The American Association for Cancer Research has published a policy statement urging the FDA to regulate high risk LDTs. The fact that FDA intends to do so certainly isn’t news to anyone who is following the issue, but this is the first such statement that I know of from a medical professional association.
Throughout this process of watching FDA come to terms with LDTs, one of the things that I continue to find wanting is a clear definition of the harm that has come from poorly validated LDTs.
We all of course know that such harm is possible, and FDA has made general statements about negative outcomes, such as its stating that the agency “has been made aware of a number of examples where clinical decisions made on the basis of faulty tests resulted in harm to patients” (see page 32 of the report referenced in this post). But never has FDA specifically identified the harmful instances of which it is aware, and I have not read statements from any other entities regarding harm from poor quality testing.
The Ovasure Case: Proof of Harm?
In talking about about the risks to patients, the AACR policy statement cites a 2011 Nature article that highlights the problems with the short-lived OvaSure test (and which is probably most useful as a strong warning against physicians practicing statistics without a license!).
And while it does describe how insufficient validation can lead to a poor performing test, what is remarkable about this particular case is how quickly the test got shut down due to hue and cry from researchers and patients, ultimately leading to FDA stopping LabCorp from offering it after only four months.

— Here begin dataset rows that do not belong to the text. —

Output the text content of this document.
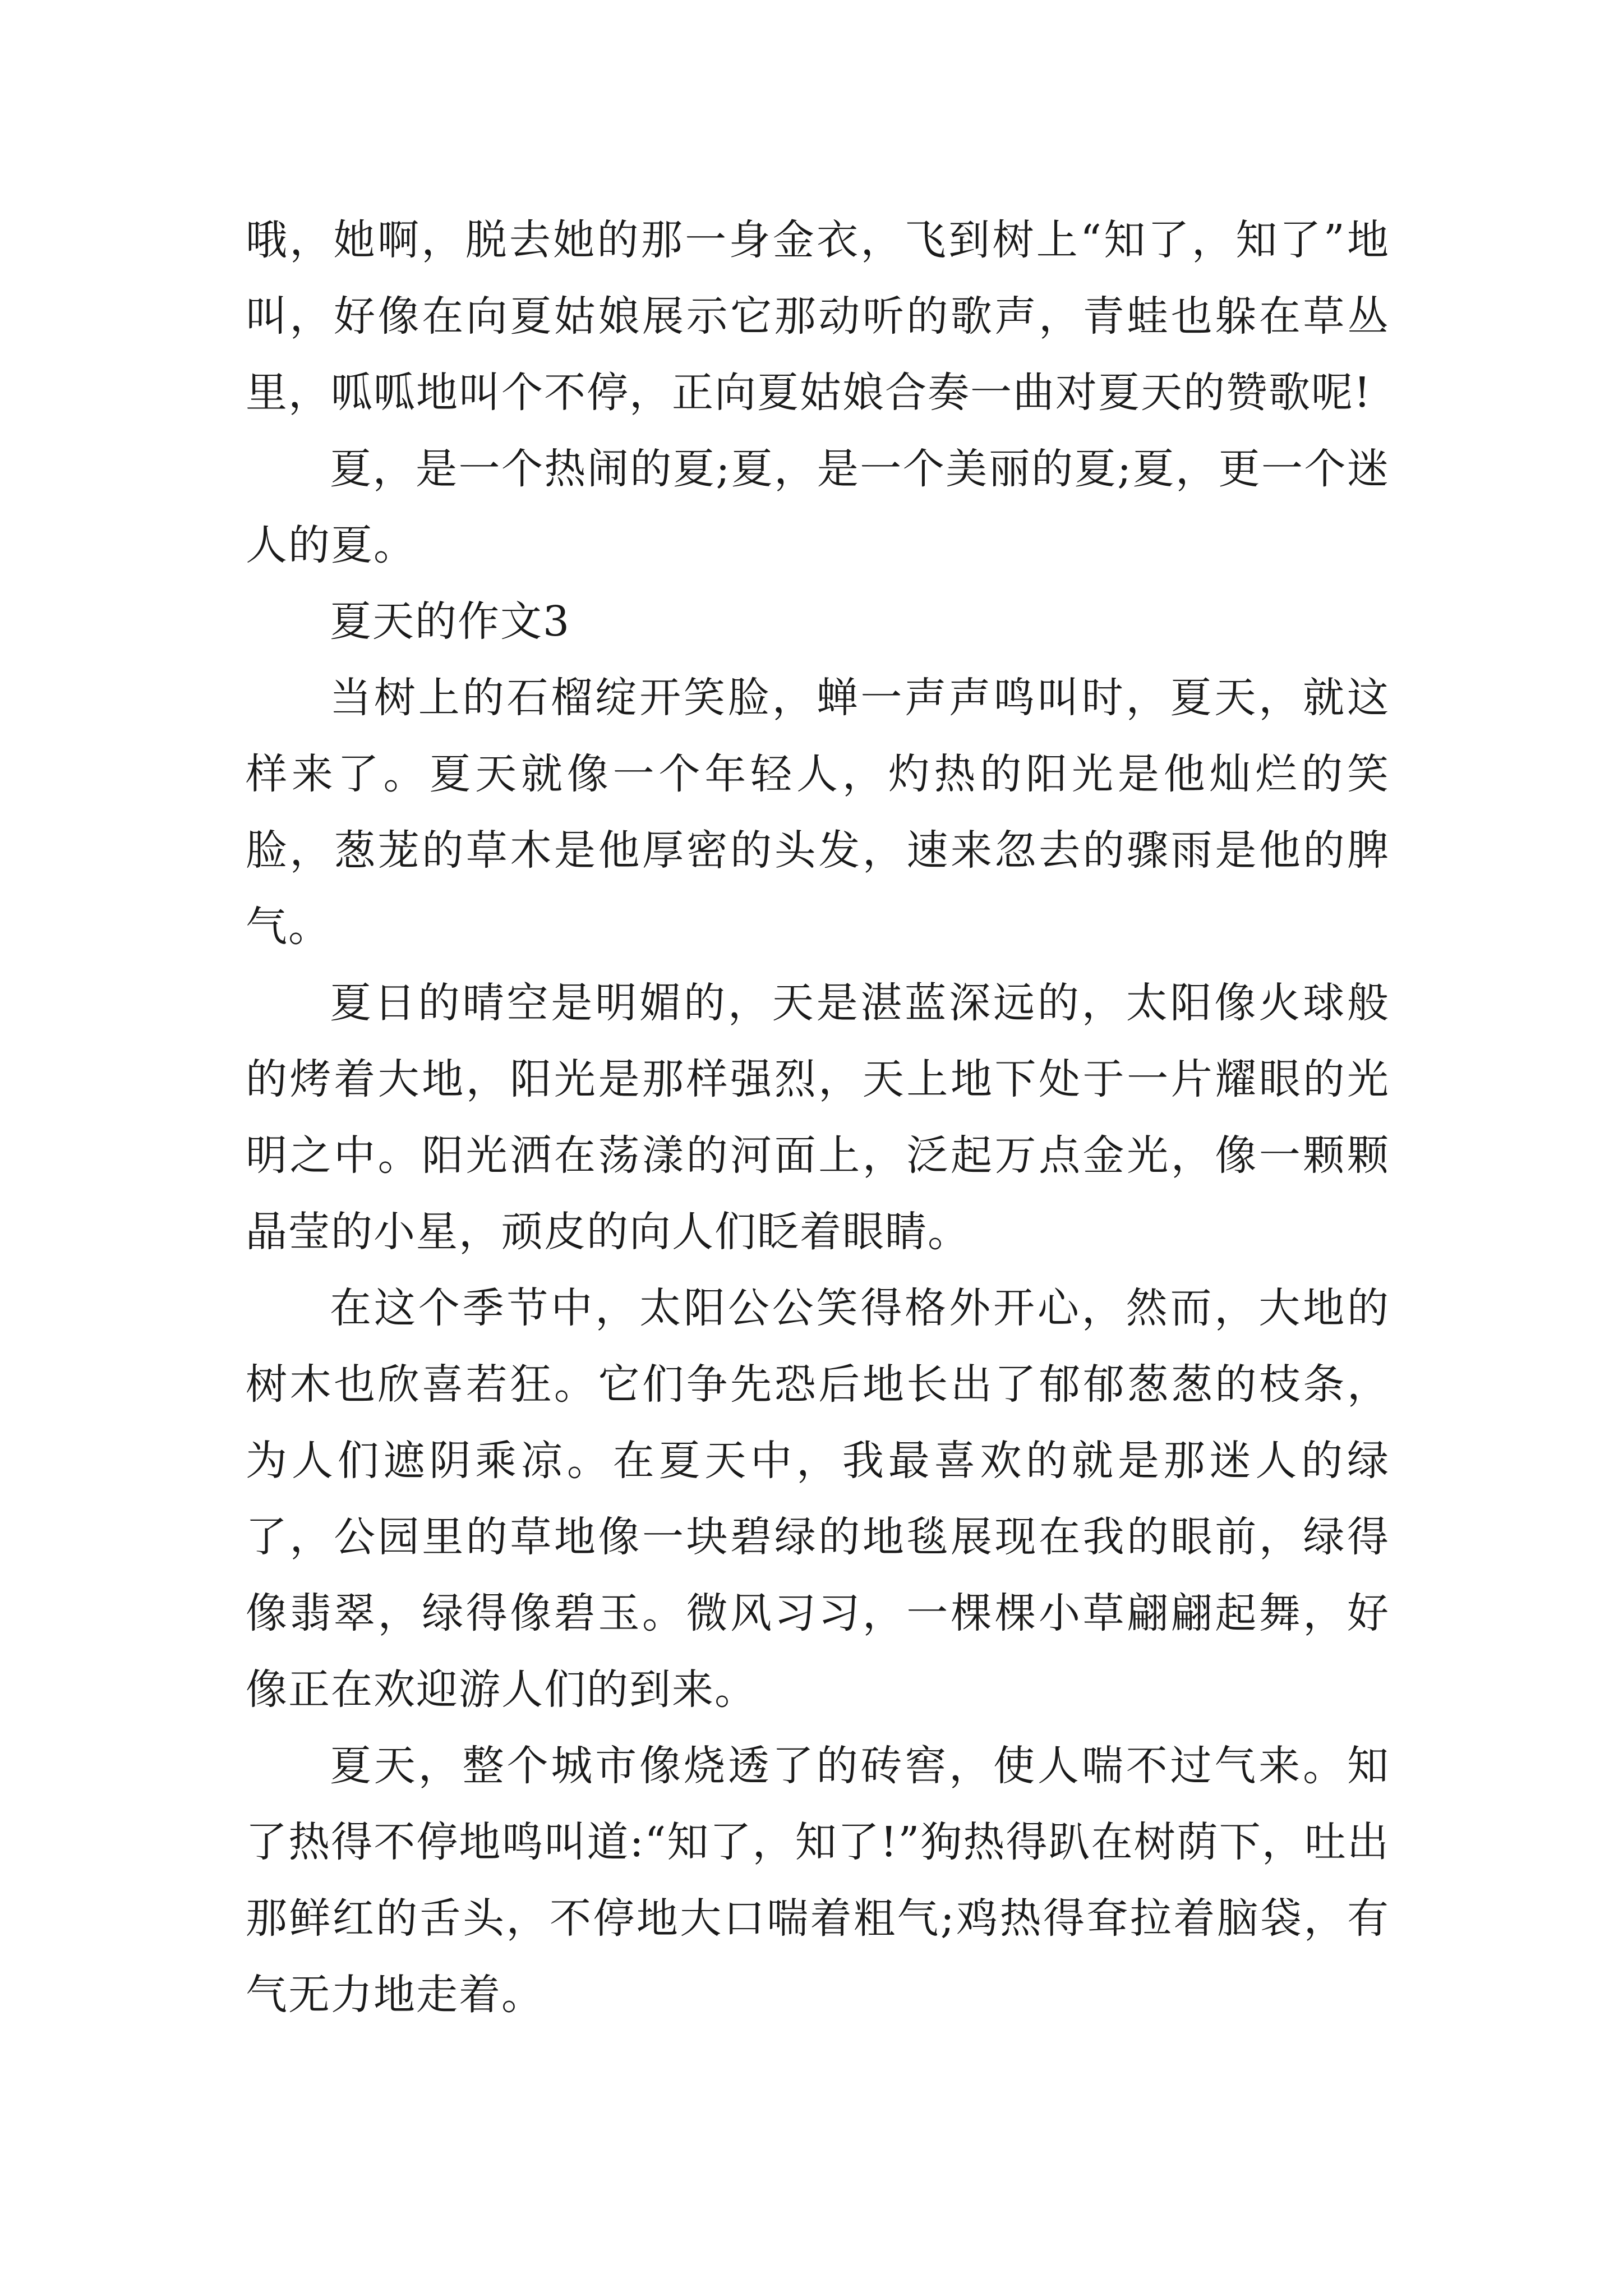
哦，她啊，脱去她的那一身金衣，飞到树上“知了，知了”地叫，好像在向夏姑娘展示它那动听的歌声，青蛙也躲在草丛里，呱呱地叫个不停，正向夏姑娘合奏一曲对夏天的赞歌呢!

夏，是一个热闹的夏;夏，是一个美丽的夏;夏，更一个迷人的夏。

夏天的作文3

当树上的石榴绽开笑脸，蝉一声声鸣叫时，夏天，就这样来了。夏天就像一个年轻人，灼热的阳光是他灿烂的笑脸，葱茏的草木是他厚密的头发，速来忽去的骤雨是他的脾气。

夏日的晴空是明媚的，天是湛蓝深远的，太阳像火球般的烤着大地，阳光是那样强烈，天上地下处于一片耀眼的光明之中。阳光洒在荡漾的河面上，泛起万点金光，像一颗颗晶莹的小星，顽皮的向人们眨着眼睛。

在这个季节中，太阳公公笑得格外开心，然而，大地的树木也欣喜若狂。它们争先恐后地长出了郁郁葱葱的枝条，为人们遮阴乘凉。在夏天中，我最喜欢的就是那迷人的绿了，公园里的草地像一块碧绿的地毯展现在我的眼前，绿得像翡翠，绿得像碧玉。微风习习，一棵棵小草翩翩起舞，好像正在欢迎游人们的到来。

夏天，整个城市像烧透了的砖窖，使人喘不过气来。知了热得不停地鸣叫道:“知了，知了!”狗热得趴在树荫下，吐出那鲜红的舌头，不停地大口喘着粗气;鸡热得耷拉着脑袋，有气无力地走着。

This actually seems like an example where existing processes of peer review and public scrutiny succeeded in stopping public harm from happening (if there were in fact cases of women receiving false negatives from OvaSure and delaying treatment as a result they are not mentioned in the article).
Are there any examples of poor-performing, high-risk tests that managed (or continue to manage) to stay on the market for appreciable periods of time? Please let me know if you are aware of one as I am genuinely curious.
Along with poorly-validated tests, the AACR’s policy statement also cites mis-interpretation of germline DNA analyses as a possible risk from LDT testing. While an important issue to be sure, I would expect such issues to arise more often from mis-interpretation of personal genomics services than from the current and next generations of oncologists being insufficiently grounded in the genetic bases of cancer. If oncologists are not being trained to discriminate the disease-conferring differences of germline versus somatic mutations then we are truly in dire straits.
Make no mistake, I have no interest in seeing shoddy tests come to market, I am just proceeding from the assumption that the vast majority of CLIA labs and specialty LDT providers are run by people who have the public’s interest very much at heart, and who are very well-trained in what they do. And further, that they are being overseen by their peers and regulatory bodies in very effective ways.
When weighing the need for regulation against the desire to support innovation we would ideally have quantitative metrics for both sides of the issue, in order to accurately gauge the level of regulation that is truly required to support public health and safety. From my perspective we seem to be lacking such metrics on both sides of the scale and that is unfortunate.